The empirical evaluation was performed on English-to-French and English-to-German translation tasks using datasets consisting of millions of sentence pairs. Notably, the models were tested against the WMT'14 benchmark.

Key Findings:

  1. Translation Accuracy: The RNNsearch-LV model, with a vocabulary of 500,000 words, demonstrated superior performance compared to models with limited vocabularies. The BLEU scores for English-to-French reached up to 37.19 with model ensembles, indicating results comparable to state-of-the-art systems.
  2. Decoding Efficiency: Using a candidate list approach for decoding vastly improved the speed while maintaining high translation accuracy. This method dynamically filters the target vocabulary to a manageable size during translation, ensuring computational feasibility.
  3. Handling Unknown Words: By aligning source and target words using a dictionary during the decoding phase, the system could make educated guesses about unknown words, further ameliorating translation quality.

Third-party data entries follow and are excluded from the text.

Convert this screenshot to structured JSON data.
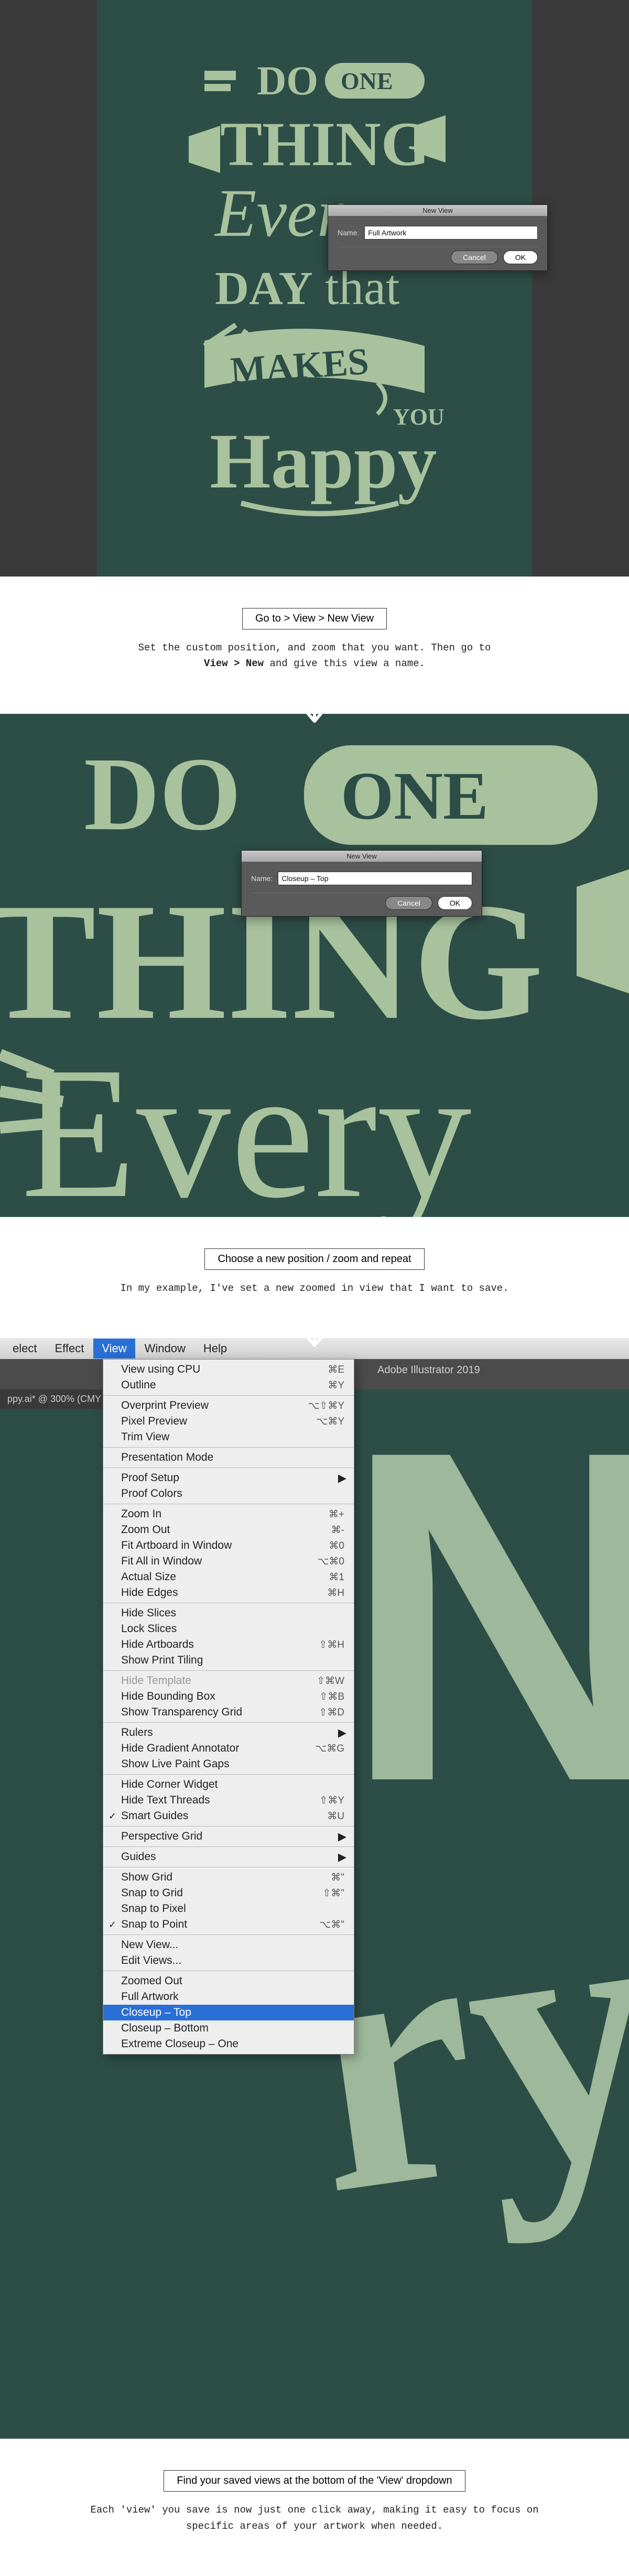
{
  "section1": {
    "dialog_title": "New View",
    "name_label": "Name:",
    "name_value": "Full Artwork",
    "cancel": "Cancel",
    "ok": "OK",
    "caption_title": "Go to > View > New View",
    "caption_line1": "Set the custom position, and zoom that you want. Then go to",
    "caption_line2a": "View > New",
    "caption_line2b": " and give this view a name."
  },
  "section2": {
    "dialog_title": "New View",
    "name_label": "Name:",
    "name_value": "Closeup – Top",
    "cancel": "Cancel",
    "ok": "OK",
    "caption_title": "Choose a new position / zoom and repeat",
    "caption_line": "In my example, I've set a new zoomed in view that I want to save."
  },
  "section3": {
    "menubar": [
      "elect",
      "Effect",
      "View",
      "Window",
      "Help"
    ],
    "app_title": "Adobe Illustrator 2019",
    "doc_tab": "ppy.ai* @ 300% (CMY",
    "menu_groups": [
      [
        {
          "label": "View using CPU",
          "shortcut": "⌘E"
        },
        {
          "label": "Outline",
          "shortcut": "⌘Y"
        }
      ],
      [
        {
          "label": "Overprint Preview",
          "shortcut": "⌥⇧⌘Y"
        },
        {
          "label": "Pixel Preview",
          "shortcut": "⌥⌘Y"
        },
        {
          "label": "Trim View"
        }
      ],
      [
        {
          "label": "Presentation Mode"
        }
      ],
      [
        {
          "label": "Proof Setup",
          "submenu": true
        },
        {
          "label": "Proof Colors"
        }
      ],
      [
        {
          "label": "Zoom In",
          "shortcut": "⌘+"
        },
        {
          "label": "Zoom Out",
          "shortcut": "⌘-"
        },
        {
          "label": "Fit Artboard in Window",
          "shortcut": "⌘0"
        },
        {
          "label": "Fit All in Window",
          "shortcut": "⌥⌘0"
        },
        {
          "label": "Actual Size",
          "shortcut": "⌘1"
        },
        {
          "label": "Hide Edges",
          "shortcut": "⌘H"
        }
      ],
      [
        {
          "label": "Hide Slices"
        },
        {
          "label": "Lock Slices"
        },
        {
          "label": "Hide Artboards",
          "shortcut": "⇧⌘H"
        },
        {
          "label": "Show Print Tiling"
        }
      ],
      [
        {
          "label": "Hide Template",
          "shortcut": "⇧⌘W",
          "disabled": true
        },
        {
          "label": "Hide Bounding Box",
          "shortcut": "⇧⌘B"
        },
        {
          "label": "Show Transparency Grid",
          "shortcut": "⇧⌘D"
        }
      ],
      [
        {
          "label": "Rulers",
          "shortcut": "",
          "submenu": true
        },
        {
          "label": "Hide Gradient Annotator",
          "shortcut": "⌥⌘G"
        },
        {
          "label": "Show Live Paint Gaps"
        }
      ],
      [
        {
          "label": "Hide Corner Widget"
        },
        {
          "label": "Hide Text Threads",
          "shortcut": "⇧⌘Y"
        },
        {
          "label": "Smart Guides",
          "shortcut": "⌘U",
          "checked": true
        }
      ],
      [
        {
          "label": "Perspective Grid",
          "submenu": true
        }
      ],
      [
        {
          "label": "Guides",
          "submenu": true
        }
      ],
      [
        {
          "label": "Show Grid",
          "shortcut": "⌘\""
        },
        {
          "label": "Snap to Grid",
          "shortcut": "⇧⌘\""
        },
        {
          "label": "Snap to Pixel"
        },
        {
          "label": "Snap to Point",
          "shortcut": "⌥⌘\"",
          "checked": true
        }
      ],
      [
        {
          "label": "New View..."
        },
        {
          "label": "Edit Views..."
        }
      ],
      [
        {
          "label": "Zoomed Out"
        },
        {
          "label": "Full Artwork"
        },
        {
          "label": "Closeup – Top",
          "selected": true
        },
        {
          "label": "Closeup – Bottom"
        },
        {
          "label": "Extreme Closeup – One"
        }
      ]
    ],
    "caption_title": "Find your saved views at the bottom of the 'View' dropdown",
    "caption_line": "Each 'view' you save is now just one click away, making it easy to focus on specific areas of your artwork when needed."
  }
}
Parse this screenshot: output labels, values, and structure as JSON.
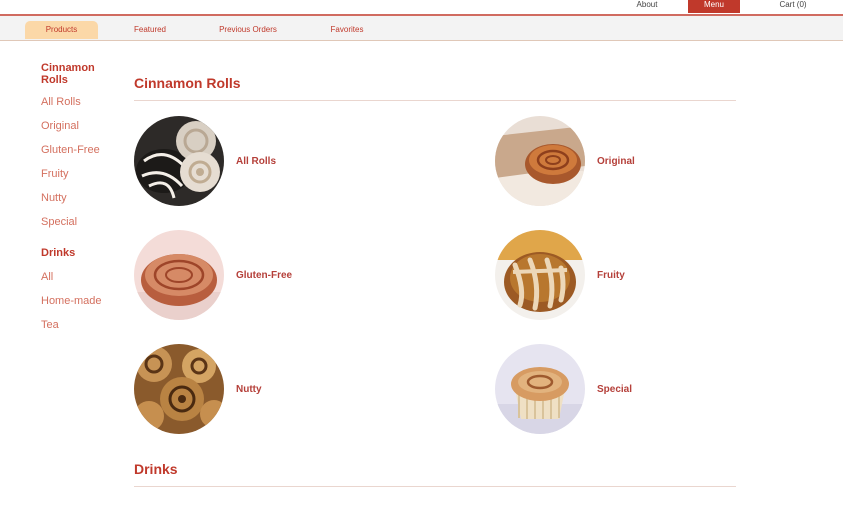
{
  "topbar": {
    "about": "About",
    "menu": "Menu",
    "cart": "Cart (0)"
  },
  "tabs": [
    "Products",
    "Featured",
    "Previous Orders",
    "Favorites"
  ],
  "sidebar": {
    "rolls_heading": "Cinnamon Rolls",
    "rolls_items": [
      "All Rolls",
      "Original",
      "Gluten-Free",
      "Fruity",
      "Nutty",
      "Special"
    ],
    "drinks_heading": "Drinks",
    "drinks_items": [
      "All",
      "Home-made",
      "Tea"
    ]
  },
  "sections": {
    "rolls_title": "Cinnamon Rolls",
    "drinks_title": "Drinks"
  },
  "products": [
    {
      "label": "All Rolls",
      "icon": "cinnamon-rolls-photo"
    },
    {
      "label": "Original",
      "icon": "cinnamon-roll-photo"
    },
    {
      "label": "Gluten-Free",
      "icon": "cinnamon-roll-photo"
    },
    {
      "label": "Fruity",
      "icon": "cinnamon-roll-photo"
    },
    {
      "label": "Nutty",
      "icon": "cinnamon-rolls-photo"
    },
    {
      "label": "Special",
      "icon": "cinnamon-roll-photo"
    }
  ],
  "colors": {
    "accent": "#c0392b",
    "active_tab": "#fbd8a8",
    "link": "#d4705f"
  }
}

Practical and Theoretical Implications

The implications of this research are multifaceted:

  • Practical Implementation: The proposed sampling method allows for the practical deployment of NMT systems with significantly larger vocabularies without the previously insurmountable computational burden. This advancement is particularly pertinent for languages with extensive lexicons, where traditional methods falter due to frequent unknown words.
  • Future Developments: The establishment of constant-time complexity with respect to vocabulary size opens avenues for further optimizations in NMT architectures, potentially leading to real-time applications with even larger vocabularies or more fine-grained contextual word choices.

Conclusion

The methodological innovations introduced in this paper demonstrate a tangible route toward overcoming the limitations of target vocabulary size in neural machine translation. By coupling importance sampling with strategic corpus partitioning, the authors present a robust framework that harmonizes computational efficiency with linguistic accuracy. Future research can build upon these foundations to explore even more sophisticated mechanisms for dealing with extensive vocabularies, paving the way for increasingly accurate and operationally viable NMT systems.